DI ROBERTO BECCANTINI
ROBERTO BECCANTINI
Nel sabato in cui Cristiano Ronaldo demolisce l’Atletico e il Barcellona senza Messi, Suarez e Iniesta fa 0-0 in casa con un Malaga in nove (ma allora: i giocatori o il gioco?); e sempre nel giorno in cui Wenger toglie dal sarcofago Giroud e acchiappa Mou per la coda (cambio azzeccato o formazione sbagliata?) e il Borussia Dortmund regola il Bayern di Ancelotti (che birra, mamma mia, che birra); ecco, la notte l’ha chiusa la Juventus di Moise Kean, il primo ragazzo del Duemila a esordire in serie A. Gran fisico, gran cresta, dodici minuti, un passaggio ricevuto da quei tirchioni di compagni, uno solo, e un angolo procurato.
La cronaca svapora in questo battesimo sul quale, per pudore, mi fermo. Se son rose, fioriranno: Raiola è un bravo giardiniere. Punto. Per la verità, è stato anche il sabato di Deportivo-Siviglia da 2-0 a 2-3. E martedì sera, Siviglia-Juventus. Il 3-0 inflitto al Pescara riassume e incarna la stoffa dei singoli, come documenta l’azione della rete di Khedira, la modestia degli avversari, crollati nel secondo tempo, e il massiccio turnover al quale, un po’ per scelta e un po’ per forza, Allegri era ricorso.

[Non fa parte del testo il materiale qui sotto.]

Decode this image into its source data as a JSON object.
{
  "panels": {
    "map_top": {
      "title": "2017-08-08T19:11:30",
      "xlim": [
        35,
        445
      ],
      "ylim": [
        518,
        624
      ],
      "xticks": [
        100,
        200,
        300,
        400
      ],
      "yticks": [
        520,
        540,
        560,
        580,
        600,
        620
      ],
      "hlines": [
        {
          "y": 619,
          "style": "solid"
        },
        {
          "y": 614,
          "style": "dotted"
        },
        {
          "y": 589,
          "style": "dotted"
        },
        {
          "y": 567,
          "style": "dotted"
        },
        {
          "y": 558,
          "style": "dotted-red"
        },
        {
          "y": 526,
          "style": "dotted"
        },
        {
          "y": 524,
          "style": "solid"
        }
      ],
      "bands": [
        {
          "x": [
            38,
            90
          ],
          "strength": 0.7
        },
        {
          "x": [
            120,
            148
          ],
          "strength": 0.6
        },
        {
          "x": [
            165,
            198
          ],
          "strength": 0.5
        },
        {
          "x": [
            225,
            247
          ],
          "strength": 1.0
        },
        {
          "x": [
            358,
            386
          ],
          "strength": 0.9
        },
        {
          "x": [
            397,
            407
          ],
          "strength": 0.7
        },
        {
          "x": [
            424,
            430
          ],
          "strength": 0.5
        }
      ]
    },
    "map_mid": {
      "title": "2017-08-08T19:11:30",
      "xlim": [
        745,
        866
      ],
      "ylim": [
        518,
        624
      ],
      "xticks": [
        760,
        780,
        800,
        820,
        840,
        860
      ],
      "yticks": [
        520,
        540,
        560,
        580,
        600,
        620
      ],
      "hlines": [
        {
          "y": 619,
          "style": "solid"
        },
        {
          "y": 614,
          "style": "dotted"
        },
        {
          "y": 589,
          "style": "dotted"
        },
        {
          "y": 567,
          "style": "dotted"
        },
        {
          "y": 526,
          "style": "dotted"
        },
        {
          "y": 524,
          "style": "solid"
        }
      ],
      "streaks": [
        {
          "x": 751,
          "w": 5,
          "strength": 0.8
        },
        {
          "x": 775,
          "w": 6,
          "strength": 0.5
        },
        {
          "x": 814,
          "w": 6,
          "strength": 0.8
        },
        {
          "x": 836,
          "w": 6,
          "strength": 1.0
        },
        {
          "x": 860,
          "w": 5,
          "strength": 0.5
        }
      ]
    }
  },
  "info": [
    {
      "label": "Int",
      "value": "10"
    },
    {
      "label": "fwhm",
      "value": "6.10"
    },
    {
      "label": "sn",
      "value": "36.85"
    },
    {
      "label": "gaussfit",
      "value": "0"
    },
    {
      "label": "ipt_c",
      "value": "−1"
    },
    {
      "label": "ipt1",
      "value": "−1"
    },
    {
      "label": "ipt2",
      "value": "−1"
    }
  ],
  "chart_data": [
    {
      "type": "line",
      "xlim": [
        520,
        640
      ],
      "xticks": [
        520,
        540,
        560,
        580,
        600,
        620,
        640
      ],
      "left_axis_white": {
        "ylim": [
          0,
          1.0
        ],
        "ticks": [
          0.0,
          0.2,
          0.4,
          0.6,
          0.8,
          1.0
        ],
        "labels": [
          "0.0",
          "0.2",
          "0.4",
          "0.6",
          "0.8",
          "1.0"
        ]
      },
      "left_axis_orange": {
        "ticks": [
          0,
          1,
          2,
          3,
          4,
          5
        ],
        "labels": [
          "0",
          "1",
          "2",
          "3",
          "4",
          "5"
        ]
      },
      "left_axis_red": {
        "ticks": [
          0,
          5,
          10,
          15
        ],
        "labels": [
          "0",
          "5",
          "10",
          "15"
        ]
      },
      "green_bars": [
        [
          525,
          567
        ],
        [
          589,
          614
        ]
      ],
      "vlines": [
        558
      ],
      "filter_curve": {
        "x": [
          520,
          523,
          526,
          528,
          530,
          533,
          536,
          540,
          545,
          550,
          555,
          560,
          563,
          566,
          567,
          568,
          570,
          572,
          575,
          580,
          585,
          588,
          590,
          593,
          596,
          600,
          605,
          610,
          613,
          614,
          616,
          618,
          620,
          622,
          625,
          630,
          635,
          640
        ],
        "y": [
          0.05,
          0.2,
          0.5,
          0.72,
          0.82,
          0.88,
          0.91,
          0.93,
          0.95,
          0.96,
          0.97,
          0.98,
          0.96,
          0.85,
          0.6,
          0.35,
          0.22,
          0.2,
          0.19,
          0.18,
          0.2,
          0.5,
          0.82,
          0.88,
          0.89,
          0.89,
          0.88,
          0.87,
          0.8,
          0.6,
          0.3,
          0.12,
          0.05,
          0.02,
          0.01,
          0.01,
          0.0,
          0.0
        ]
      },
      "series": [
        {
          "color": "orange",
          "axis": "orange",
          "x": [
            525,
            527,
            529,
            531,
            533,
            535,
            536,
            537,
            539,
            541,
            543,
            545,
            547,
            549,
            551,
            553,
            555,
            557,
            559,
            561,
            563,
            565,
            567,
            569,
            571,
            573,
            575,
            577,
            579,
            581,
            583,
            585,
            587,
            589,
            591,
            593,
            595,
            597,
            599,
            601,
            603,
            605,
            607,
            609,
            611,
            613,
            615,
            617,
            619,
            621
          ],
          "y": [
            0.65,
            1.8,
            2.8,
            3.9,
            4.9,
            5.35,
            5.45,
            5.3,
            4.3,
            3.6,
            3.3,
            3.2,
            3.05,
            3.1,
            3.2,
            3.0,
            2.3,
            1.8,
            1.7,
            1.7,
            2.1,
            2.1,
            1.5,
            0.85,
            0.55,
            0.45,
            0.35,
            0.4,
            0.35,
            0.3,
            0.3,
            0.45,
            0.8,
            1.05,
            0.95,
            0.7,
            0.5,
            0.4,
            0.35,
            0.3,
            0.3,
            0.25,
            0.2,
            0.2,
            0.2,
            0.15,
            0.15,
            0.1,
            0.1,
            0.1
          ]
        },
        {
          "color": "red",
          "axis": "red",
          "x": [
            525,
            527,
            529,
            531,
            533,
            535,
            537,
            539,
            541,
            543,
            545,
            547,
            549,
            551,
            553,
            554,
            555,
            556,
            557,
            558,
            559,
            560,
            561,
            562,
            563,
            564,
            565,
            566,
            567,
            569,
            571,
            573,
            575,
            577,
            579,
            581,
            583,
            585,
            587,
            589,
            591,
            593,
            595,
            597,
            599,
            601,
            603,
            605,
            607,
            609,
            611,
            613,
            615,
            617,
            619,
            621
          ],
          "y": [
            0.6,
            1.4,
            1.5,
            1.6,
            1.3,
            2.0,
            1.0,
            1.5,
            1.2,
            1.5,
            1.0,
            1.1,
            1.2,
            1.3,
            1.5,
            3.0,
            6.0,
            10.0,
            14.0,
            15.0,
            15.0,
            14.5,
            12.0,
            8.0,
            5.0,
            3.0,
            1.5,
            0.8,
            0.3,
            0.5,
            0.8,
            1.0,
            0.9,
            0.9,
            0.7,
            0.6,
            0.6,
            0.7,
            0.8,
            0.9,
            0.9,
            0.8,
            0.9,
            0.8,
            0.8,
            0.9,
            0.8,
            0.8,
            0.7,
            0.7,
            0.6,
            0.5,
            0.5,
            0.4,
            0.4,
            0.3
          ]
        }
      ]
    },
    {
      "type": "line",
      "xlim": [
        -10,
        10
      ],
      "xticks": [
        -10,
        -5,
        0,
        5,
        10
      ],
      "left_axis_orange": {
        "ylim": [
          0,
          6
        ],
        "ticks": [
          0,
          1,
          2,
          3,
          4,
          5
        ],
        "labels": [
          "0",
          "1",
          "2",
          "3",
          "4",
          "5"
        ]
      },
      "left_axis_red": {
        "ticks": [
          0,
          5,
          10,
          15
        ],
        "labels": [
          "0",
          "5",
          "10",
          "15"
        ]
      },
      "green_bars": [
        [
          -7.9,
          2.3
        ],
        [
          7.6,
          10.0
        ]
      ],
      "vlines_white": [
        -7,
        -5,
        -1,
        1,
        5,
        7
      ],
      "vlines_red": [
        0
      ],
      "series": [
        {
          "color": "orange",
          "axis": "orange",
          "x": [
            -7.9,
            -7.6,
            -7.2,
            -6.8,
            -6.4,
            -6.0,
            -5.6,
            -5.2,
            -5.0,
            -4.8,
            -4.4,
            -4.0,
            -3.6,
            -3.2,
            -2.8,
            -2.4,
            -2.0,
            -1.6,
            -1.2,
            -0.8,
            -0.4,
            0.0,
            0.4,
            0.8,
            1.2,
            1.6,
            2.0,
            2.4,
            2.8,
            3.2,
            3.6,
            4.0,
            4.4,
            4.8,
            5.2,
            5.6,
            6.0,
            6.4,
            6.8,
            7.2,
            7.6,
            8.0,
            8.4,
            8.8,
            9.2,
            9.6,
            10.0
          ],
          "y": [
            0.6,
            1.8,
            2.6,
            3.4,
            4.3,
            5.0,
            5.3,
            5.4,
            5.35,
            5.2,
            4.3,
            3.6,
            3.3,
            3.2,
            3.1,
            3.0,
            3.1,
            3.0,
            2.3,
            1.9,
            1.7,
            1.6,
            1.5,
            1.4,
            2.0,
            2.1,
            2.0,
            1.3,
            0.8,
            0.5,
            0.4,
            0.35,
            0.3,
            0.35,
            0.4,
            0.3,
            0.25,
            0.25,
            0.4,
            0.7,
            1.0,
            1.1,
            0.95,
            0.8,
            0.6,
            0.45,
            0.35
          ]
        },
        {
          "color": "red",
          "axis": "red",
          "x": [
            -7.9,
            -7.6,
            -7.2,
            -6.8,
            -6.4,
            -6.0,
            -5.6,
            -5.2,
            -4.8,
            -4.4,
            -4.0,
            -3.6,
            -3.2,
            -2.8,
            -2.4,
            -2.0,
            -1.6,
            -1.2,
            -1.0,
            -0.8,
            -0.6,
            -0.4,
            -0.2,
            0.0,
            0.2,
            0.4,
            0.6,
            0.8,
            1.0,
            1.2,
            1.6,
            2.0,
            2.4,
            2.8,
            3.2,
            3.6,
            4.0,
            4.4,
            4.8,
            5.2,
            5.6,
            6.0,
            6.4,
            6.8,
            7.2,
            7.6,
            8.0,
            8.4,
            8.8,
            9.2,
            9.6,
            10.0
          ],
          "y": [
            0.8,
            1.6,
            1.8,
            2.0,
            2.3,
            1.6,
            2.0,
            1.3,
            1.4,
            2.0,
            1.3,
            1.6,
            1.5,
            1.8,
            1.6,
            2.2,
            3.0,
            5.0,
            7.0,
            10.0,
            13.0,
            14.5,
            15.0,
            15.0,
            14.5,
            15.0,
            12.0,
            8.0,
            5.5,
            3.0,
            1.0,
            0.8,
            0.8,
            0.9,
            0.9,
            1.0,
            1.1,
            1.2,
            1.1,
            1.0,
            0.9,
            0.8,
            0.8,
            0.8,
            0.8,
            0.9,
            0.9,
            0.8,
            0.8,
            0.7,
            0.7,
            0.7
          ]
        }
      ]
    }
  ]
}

Il domicilio di Higuain, soprattutto con Mandzukic al fianco, si allontana sempre più dall’area, in puro stile Tevez o Dybala. Dettagli. Come la verve d Alex Sandro. Più significativa, se mai, la vittoria del Napoli a Udine. La doppietta di Insigne ha già fatto stappare bottiglioni di titoli: da «mago» in giù. Il calcio è metà scienza e metà riffa, non mi stancherò di ripeterlo. Con Higuain il Napoli non aveva mai vinto, in Friuli. Senza il Pipita (e senza Milik, senza Gabbiadini), avrebbe potuto imporsi di goleada.
Dimenticavo due cose. La prima: siamo alla periferia dell’impero, ma il gol di Hernanes è stato bello. La seconda: è stato l’ultimo derby al Vicente Calderon. Dal Manzanarre al Reno, di quel securo il Cholismo tenea dietro al baleno. Ma non più all’Alieno.